One involves understanding - lands and generates ripples.

Previously for information we had a handful of go-to-sources...
Britannica
Encarta
Atlas
Dictionary.
Now we still a handful of go-to-sources...
Google
Bing
Yahoo
Dictionary

The problem now is not access to information, nor is it the up-to-date-ness of information.
Instead the issue is
Veracity - Reliability ?
Usefulness ?
Source ?
Slant - Bias - Hidden Agenda ?

And it’s not just Google....
Fox News openly and deliberately and consistently presents a Right Wing, Conservative, Pro Republican, Pro Business, Pro Gun Lobby, Anti Gay, Anti Abortion, anti Minorities, WASP slant to almost all of its news.
Al Jazira, meanwhile is widely regarded as presenting a thoughtful, reasoned, considered and non partisan approach to presenting the News.

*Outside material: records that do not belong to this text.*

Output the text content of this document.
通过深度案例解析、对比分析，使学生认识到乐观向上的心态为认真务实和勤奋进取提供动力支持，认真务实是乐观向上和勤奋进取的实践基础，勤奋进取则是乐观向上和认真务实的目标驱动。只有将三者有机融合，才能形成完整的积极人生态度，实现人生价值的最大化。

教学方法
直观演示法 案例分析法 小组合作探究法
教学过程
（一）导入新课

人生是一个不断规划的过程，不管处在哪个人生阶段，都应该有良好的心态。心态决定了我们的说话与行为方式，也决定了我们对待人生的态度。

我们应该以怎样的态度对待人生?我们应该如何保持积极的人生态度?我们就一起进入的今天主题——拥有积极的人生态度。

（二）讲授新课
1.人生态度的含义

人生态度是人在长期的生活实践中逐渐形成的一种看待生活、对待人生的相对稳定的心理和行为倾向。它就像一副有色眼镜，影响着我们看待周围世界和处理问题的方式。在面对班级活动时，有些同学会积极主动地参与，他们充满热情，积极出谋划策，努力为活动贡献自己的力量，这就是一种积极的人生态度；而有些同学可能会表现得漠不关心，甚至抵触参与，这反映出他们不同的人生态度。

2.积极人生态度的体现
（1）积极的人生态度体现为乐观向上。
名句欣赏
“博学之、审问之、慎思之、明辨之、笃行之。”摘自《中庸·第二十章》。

This of course could (and should) lead to discussions on...
What is News?
What is Newsworthy?
Who decides?
Is this right, fair, balanced, appropriate, useful, educational, promoting reasoned debate, edifying, elucidating etc.?

This could also lead to discussions on...
What is Infotainment?
Have we got the balance right?
What are the dangers of mass infotainment overwhelming mass debate and reasoned reflection and discussion?

So consider this.
If we don’t teach discernment to our children who will?
If we don’t teach discernment to our children what might the resultant outcomes be?

And finally - we need to ask questions that google doesn't know the answer to.